January 2, 2014

January 2: National Science Fiction Day

Happy Birthday, Isaac Asimov!

Way to rock the shit out of those mutton chops!

In honor of the coolest Isaac of all time (with Newton and Hayes coming in second and third respectively), today is National Science Fiction Day.  A celebration of all things geektastic.  Contrary to the extremely vocal and persistent wishes of close friends of ours, we have not yet popped my Star Wars cherry.

Instead, we celebrated by watching an absolutely terrible B-movie on the SyFy, discussing science fiction, reading a short story and then sort of writing a short story with my delightful cousin Sydney.

I had work today so there wasn't much we could do during business hours.  We decided we should put on SyFy and just take our chances with what we got.  It did not disappoint.

Oh yes.  This happened.

It reminded us how much range there is in the SciFi genre.  Creature features?  Check.  Fantasy stories about far off worlds?  Obvs.  Futuristic worlds filled with fantastic technology?  Super duh.  So how do you pin it down?  To be honest... where we settled is that you kind of can't.  As we watched a poorly acted debacle about a mythical creature, loose aboard a cruise ship, it became clear that SciFi is where real imagination lives.  No... definitely not in Chupacabra Terror (or Ogre: the delightful bullshit that was on immediately after)... but in the other major areas of the genre.
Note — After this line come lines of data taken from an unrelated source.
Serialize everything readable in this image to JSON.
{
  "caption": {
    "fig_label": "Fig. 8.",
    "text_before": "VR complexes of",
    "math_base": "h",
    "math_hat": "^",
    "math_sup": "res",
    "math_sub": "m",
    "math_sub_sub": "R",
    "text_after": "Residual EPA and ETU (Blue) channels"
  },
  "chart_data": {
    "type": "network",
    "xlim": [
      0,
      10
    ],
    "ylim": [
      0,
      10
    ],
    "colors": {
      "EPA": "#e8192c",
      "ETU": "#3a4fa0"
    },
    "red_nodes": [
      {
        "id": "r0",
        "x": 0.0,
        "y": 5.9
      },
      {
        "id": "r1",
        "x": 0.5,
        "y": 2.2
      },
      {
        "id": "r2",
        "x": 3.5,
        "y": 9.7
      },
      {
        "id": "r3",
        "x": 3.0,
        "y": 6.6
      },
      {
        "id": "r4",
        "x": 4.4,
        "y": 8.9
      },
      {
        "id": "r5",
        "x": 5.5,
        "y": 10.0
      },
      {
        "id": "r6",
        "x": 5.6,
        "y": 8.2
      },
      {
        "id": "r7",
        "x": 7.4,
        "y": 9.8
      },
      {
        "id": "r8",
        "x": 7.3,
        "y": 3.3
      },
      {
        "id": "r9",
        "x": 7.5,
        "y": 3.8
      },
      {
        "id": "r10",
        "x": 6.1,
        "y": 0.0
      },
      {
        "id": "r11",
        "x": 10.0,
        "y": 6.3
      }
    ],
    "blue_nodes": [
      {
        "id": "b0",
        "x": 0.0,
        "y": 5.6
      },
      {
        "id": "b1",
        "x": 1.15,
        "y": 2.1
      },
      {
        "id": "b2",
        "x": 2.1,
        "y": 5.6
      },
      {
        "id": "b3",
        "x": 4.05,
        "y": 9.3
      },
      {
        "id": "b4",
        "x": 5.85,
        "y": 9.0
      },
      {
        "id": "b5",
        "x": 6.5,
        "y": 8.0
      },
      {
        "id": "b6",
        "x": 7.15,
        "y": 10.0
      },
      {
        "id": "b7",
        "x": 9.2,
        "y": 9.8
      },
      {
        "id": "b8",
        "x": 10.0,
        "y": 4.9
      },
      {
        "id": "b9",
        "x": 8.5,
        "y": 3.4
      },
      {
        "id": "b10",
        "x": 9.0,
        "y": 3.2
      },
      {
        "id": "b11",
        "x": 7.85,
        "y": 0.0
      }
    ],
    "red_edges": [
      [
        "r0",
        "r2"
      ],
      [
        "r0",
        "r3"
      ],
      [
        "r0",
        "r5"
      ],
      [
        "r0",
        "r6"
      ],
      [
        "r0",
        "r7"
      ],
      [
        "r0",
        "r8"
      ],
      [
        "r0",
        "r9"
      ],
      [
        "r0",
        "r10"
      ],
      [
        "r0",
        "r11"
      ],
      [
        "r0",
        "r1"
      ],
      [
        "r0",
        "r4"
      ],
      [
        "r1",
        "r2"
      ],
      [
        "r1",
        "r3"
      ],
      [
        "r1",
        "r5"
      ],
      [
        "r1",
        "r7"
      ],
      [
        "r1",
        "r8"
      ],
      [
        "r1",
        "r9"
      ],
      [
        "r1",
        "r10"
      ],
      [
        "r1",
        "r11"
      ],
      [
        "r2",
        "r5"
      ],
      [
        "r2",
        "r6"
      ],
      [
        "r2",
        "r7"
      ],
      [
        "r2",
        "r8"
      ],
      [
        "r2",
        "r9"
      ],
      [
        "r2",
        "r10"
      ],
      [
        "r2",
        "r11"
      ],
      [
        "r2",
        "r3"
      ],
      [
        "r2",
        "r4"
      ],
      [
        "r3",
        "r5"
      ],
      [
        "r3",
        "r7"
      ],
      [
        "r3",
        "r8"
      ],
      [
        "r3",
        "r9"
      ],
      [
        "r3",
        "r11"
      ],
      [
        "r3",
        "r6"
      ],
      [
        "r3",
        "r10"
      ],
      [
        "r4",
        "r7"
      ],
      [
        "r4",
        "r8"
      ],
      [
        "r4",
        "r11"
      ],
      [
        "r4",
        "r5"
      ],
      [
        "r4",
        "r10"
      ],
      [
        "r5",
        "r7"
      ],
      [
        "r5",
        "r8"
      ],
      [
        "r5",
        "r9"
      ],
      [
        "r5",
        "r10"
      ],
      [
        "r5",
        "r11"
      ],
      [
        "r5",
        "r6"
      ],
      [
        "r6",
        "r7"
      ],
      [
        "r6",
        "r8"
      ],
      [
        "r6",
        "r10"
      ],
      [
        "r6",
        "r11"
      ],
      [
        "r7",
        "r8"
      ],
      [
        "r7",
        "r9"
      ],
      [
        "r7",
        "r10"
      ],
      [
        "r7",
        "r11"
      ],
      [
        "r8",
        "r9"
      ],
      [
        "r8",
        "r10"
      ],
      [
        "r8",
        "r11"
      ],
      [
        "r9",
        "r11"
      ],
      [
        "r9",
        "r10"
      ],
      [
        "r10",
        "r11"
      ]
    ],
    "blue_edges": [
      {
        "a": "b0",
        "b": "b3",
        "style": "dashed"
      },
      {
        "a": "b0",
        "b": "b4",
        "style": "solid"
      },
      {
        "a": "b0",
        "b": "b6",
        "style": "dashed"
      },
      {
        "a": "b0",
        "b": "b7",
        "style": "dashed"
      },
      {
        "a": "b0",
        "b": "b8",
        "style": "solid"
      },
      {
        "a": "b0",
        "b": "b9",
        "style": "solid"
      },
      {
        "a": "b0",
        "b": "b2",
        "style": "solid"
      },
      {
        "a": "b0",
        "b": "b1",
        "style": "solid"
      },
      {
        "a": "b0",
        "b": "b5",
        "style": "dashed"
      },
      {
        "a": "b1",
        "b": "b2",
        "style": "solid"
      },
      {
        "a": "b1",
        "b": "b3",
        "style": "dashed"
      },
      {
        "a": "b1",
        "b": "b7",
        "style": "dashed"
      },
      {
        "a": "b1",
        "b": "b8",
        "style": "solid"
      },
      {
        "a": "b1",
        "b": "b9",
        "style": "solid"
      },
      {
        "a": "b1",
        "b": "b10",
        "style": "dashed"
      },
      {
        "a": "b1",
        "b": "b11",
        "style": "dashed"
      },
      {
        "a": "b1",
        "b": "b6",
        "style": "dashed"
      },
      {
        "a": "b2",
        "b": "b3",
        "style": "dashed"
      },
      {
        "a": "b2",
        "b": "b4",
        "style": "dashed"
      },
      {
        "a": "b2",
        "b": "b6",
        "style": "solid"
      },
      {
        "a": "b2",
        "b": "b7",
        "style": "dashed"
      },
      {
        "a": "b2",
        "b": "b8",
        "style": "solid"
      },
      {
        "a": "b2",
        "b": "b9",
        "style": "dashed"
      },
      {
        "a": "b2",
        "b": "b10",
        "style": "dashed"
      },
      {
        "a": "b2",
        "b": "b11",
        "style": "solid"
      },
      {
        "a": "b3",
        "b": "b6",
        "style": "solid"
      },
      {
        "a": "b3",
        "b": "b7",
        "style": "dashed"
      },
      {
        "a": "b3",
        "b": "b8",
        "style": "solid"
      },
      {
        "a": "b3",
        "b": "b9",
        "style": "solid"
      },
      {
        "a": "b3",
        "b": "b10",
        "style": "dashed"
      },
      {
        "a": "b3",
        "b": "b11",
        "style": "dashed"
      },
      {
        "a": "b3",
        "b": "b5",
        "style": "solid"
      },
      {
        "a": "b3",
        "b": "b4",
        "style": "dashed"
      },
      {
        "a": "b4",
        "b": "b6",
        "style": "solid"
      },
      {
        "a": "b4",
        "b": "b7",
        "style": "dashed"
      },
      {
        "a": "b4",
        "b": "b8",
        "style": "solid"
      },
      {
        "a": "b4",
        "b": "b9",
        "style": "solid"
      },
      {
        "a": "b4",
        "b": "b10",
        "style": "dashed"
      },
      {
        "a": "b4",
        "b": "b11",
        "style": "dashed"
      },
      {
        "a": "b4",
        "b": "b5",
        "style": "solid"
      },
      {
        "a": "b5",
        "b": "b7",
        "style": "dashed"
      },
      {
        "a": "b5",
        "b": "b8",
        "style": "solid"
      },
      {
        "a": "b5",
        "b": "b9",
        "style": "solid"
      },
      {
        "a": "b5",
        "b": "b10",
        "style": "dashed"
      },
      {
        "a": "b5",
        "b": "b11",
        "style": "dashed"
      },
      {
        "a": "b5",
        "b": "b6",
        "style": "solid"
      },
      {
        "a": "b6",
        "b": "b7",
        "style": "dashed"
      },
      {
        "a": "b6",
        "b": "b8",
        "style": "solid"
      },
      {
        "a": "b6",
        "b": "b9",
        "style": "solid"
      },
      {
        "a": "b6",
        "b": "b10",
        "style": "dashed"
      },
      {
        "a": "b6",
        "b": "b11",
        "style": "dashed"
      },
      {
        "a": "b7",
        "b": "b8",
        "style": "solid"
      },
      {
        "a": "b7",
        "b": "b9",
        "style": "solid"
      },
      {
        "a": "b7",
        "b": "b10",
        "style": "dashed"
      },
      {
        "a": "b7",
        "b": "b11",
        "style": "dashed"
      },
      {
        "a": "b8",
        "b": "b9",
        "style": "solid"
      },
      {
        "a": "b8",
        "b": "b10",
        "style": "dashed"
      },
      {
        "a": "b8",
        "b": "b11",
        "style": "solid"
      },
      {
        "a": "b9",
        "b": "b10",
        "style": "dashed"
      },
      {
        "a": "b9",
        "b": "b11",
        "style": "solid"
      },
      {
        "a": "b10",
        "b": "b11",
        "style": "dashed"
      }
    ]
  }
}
Think about fantasy stories - worlds, languages, new sets of rules and universal laws are all created by the author and the story is woven into that fabric.  Then look at true science fiction - beautiful, fantastical futurism at its finest.  Perhaps the best example of it is the birthday boy himself: Asimov.  Back in 1964, he predicted where technology and the world would be in 2014.  It is pretty spot on

We talked a lot about what scifi represents to our society.  I was particularly fascinated by how stories have shifted.  Thousands of years ago, stories about giant creatures and Gods were our explanation for our world.  Now we have a real understanding of much of the world around us and we know it isn't the wrath of Poseidon that causes tsunamis, for example.  

Well don't pout about it.

So we look to things we either want to know or still don't understand and those become our science fiction.  Would we have cell phones if Star Trek didn't have communicators?  What about 3D printers without replicators?  Right now, scientists are studying how to instantly transport matter and perfecting an invisibility cloak, but the first step in both of those processes was coming up with the idea.  With that in mind, we got curious about what the next generation of scientists and inventors would think of... so we asked my 10-yr-old cousin Sydney to tell us a short story.

She came up with a story about future earth where people tried to invent robots, but instead they released a chemical that made all the animals on the planet go crazy and get aggressive.  So our future selves had to escape to the sky to hide from the crazy animals.  Until, one day, the birds got infected too and we had to flee back down to the ground, but by then all the crazy animals were dead or the bad stuff wore off... so... that was good.  

Seems more creature feature than science, but who's to say we won't decide to live in the sky one day?  The views would, by definition, be killer.  

After chatting with Syd, we found a neat site that publishes submissions of short stories of all genres called East of the Web.  In their scifi section was a delightful story, called Paris at Night, about technology that captures and removes memories that you can then sell to other people.  Very interesting.  I think I found my recreational reading for a while.

Finally, we're capping off the evening with Elysium -- a somewhat bleak future predictive movie, but very interesting.  And much of the technology I could see existing at some point.  Matt Damon's character dons an exo-skeleton that, in non-criminal/freedom fighter applications, could be a major medical breakthrough.

Mostly, today was about musing on the future and all it has to offer us.  I remember when I could sing the AOL dial-up sounds because they were so familiar to me.  No longer.  Sydney has never known a world without highspeed internet.  I can't wait to see the things our children see as daily realities that were once the fevered dreams of madmen.